The mock crime he orchestrated, along with our editor, Robert Salonga, had the Mosaic staff in a fluster as we had very little time to prepare our teams and questions for a press conference with a less-than-cooperative police chief played by Webby about the capture of the “Park Pervert.” During the conference, the “police chief” would say very little about the case and his demeanor forced me to second guess my questions which in turn had me asking less. After a discouraging conference, we began writing our stories, only given twenty-five minutes to write the article,the team I was assigned to and I feverishly typed over each other on the same document, trying to make sense of the hysteria.
We were then told we could have an interview with any person we thought would help with our article. My group chose a cop who participated in the sting operation who was more cooperative than the police chief but we dropped the ball with our questioning. We didn’t even ask him for his name and didn’t mention the anonymous tip we received earlier, dismissing it as unreliable.
After our stories were done we sat back in the conference room and talked to the real Sean Webby, not his acting alter ego. Complete shift.
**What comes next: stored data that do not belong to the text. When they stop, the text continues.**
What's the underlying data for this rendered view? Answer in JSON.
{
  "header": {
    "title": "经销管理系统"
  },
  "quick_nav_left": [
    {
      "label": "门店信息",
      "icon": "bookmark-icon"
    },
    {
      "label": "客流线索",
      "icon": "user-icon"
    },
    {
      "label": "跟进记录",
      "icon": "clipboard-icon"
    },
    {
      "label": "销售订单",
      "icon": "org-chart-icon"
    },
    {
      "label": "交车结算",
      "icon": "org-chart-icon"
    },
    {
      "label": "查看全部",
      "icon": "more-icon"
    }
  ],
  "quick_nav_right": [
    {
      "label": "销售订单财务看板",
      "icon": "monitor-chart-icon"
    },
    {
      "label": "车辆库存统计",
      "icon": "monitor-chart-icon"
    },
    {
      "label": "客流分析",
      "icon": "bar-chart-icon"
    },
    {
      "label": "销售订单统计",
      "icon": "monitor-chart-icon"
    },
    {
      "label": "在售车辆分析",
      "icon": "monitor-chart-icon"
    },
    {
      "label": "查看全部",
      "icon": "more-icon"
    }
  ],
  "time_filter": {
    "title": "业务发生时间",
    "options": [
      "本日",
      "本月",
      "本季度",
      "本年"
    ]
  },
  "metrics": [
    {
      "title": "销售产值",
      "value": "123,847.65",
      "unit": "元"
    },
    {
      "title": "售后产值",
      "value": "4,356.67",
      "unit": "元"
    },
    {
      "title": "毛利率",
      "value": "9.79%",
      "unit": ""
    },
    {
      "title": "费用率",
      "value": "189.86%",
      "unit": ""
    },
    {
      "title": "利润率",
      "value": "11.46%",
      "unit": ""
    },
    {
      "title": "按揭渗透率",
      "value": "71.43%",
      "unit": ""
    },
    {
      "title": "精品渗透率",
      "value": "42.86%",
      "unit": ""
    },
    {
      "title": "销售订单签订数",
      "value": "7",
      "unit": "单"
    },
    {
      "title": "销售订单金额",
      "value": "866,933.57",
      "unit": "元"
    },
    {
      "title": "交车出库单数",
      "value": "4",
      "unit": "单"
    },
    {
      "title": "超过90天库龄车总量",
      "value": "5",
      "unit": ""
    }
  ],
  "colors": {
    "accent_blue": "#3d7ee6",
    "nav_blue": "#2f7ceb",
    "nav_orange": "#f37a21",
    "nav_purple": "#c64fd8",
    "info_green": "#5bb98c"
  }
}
He went over what he liked and what he didn’t like about each publication and really shared his expertise and experiences with us. After all the stories he told I had a bit of an epiphany. Being a journalist isnt about writing news, it’s about telling stories and as a journalist you get to experience first hand, just how amazing these stores are. “Journalists have the best stories,” someone said on the way to lunch after his presentation and in all honesty it seems to be true.
By Cohen Price // Mosaic Staff Writer
Today was the day that we would meet Sean Webby, Public Information Officer for the Santa Clara County District Attorney’s Office and former Mercury News crime reporter, and learn “how to take control of an interview”. While I was initially excited and couldn’t wait for the meeting, I didn’t expect it to turn out like this. As soon as we arrived to the newsroom that morning, we had approximately thirty-minutes to work on our story before Webby arrived. I expected to sit in a room with Sean Webby and conversate with him for an hour and a half. I was wrong.
When Webby arrived, it felt as if the whole aura of the building shifted from a nice day at work to a surprising trip to hell. Things began to change and some things were changing too quickly. One minute we were supposed to have a meeting with Sean Webby, the next minute we were interviewing him about a man who was suspected of raping four women.
Crazy right? Thats what I was thinking the whole time. The instructions were brief on what to do, Interview officer Webby, write your paper within 25 minutes and turn your story into your editor at deadline. It was strange, throughout the whole event I wasn’t nervous, but I was so discombobulated that I was speechless most of the time. My questions didn’t flow like they used to, my brain was scattered all over the place, my hands kept shaking as I was writing quotes down; making my writing illegible–even for me.
The problem was, I didn’t know what was going on. We ran into a room to interview Sean Webby about an incident that was unheard of until the moment we stepped into the room. There was no time to come up with starter questions, no time to figure out an angle for our story. This was a side of journalism that I had never experienced before. As if that wasn’t enough Webby wasn’t exactly the nicest soul ever (or at least he didn’t start off that way). His answers wouldn’t be as specific as we wanted them to be, he would give off some rude remark at the end of his answer, “You should know better than to ask that”, and when the room would become silent for a brief moment he would he would the reporter’s concentration saying how he doesn’t have much time, and he need to go.
Well when this exercise was finally over, we had the chance to see who the real Webby was and received some great insight on “How to take control of an Interview”. Thanks to this brief experience, I’ve learned to “push back” and that when interviewing others, I should “find their currency” in order to make them feel comfortable to talk to me, by asking myself what would get me talking in their shoes.